“Pressure injury” is a more accurate label than “pressure ulcer” as some pressure injuries are not open wounds. However, injury can be misconstrued as someone having caused that injury and that is not usually the case.
The European Pressure Ulcer Advisory Panel recommended using the word ‘Category’ rather than ‘Grade’. However, it matters very little which terminology is used as long as it is consistently used.
Blanching erythema redness (FIG. 1)
In the paler skin, the redness can be quite clearly seen. It is where the blood has not been able to reach the area under pressure. If we were to look at the area of pressure through glass, it would be white and, when repositioned, the body would immediately compensate for the lack of blood and send in more blood than required, flushing it bright red. This should fade within 20 minutes.
If Healthcare Assistants are taught to examine the pressure areas of vulnerable people and to report if the redness they find does not go within 20 minutes, then we can be proactive in prevention of pressure ulcers by either placing on appropriate equipment and/or increasing repositioning.
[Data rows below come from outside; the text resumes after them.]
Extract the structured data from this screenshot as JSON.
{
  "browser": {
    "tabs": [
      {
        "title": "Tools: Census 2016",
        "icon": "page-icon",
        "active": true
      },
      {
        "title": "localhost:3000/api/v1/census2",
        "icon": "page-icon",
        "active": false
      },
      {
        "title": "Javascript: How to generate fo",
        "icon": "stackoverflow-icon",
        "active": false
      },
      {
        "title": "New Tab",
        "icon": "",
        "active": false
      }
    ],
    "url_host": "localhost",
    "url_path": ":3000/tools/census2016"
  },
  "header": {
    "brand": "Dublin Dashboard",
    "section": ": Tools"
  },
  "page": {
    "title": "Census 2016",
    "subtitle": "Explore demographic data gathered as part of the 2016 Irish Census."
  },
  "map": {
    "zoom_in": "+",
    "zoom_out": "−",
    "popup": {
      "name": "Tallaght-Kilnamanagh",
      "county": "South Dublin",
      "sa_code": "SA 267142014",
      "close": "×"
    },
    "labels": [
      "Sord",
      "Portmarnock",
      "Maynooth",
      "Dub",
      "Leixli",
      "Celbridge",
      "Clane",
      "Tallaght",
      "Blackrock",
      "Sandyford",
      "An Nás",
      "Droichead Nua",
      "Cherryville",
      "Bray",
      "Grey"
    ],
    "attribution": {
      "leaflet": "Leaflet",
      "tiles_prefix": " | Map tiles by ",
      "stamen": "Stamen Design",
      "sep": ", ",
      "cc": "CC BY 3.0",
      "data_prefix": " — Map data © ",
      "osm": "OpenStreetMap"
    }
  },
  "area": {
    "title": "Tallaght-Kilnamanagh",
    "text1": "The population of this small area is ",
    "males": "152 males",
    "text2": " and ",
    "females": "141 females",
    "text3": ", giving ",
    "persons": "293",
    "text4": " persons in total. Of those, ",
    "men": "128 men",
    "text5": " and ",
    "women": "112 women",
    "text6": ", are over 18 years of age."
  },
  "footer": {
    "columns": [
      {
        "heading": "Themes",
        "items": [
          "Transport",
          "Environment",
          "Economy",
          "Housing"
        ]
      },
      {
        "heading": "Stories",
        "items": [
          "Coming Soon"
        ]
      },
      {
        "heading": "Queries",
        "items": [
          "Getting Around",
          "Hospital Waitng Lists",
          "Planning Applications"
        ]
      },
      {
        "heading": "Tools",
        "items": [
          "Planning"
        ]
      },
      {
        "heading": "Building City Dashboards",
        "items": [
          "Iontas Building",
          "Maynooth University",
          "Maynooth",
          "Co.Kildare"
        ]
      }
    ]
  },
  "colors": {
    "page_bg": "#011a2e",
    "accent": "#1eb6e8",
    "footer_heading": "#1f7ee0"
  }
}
If a finger is pressed in the centre of this redness, then it will again exclude the blood turning the area white. This should immediately reflush. This means there is no damage to the area but the redness acts as a warning.
Blanching erythema in the darker skin (FIG. 2)
The darker skin will not flush red but will become darker over the area of pressure. Increased vigilance is required for the darker skin as it is not so easy to identify the warning signs (Fig 17). The darker skin will not flush red but will become darker over the area of pressure.
Increased vigilance is vital in such an instance. Reassess pressure ulcer risk if there is a change in clinical status such as a worsening of an underlying condition or with a change in mobility.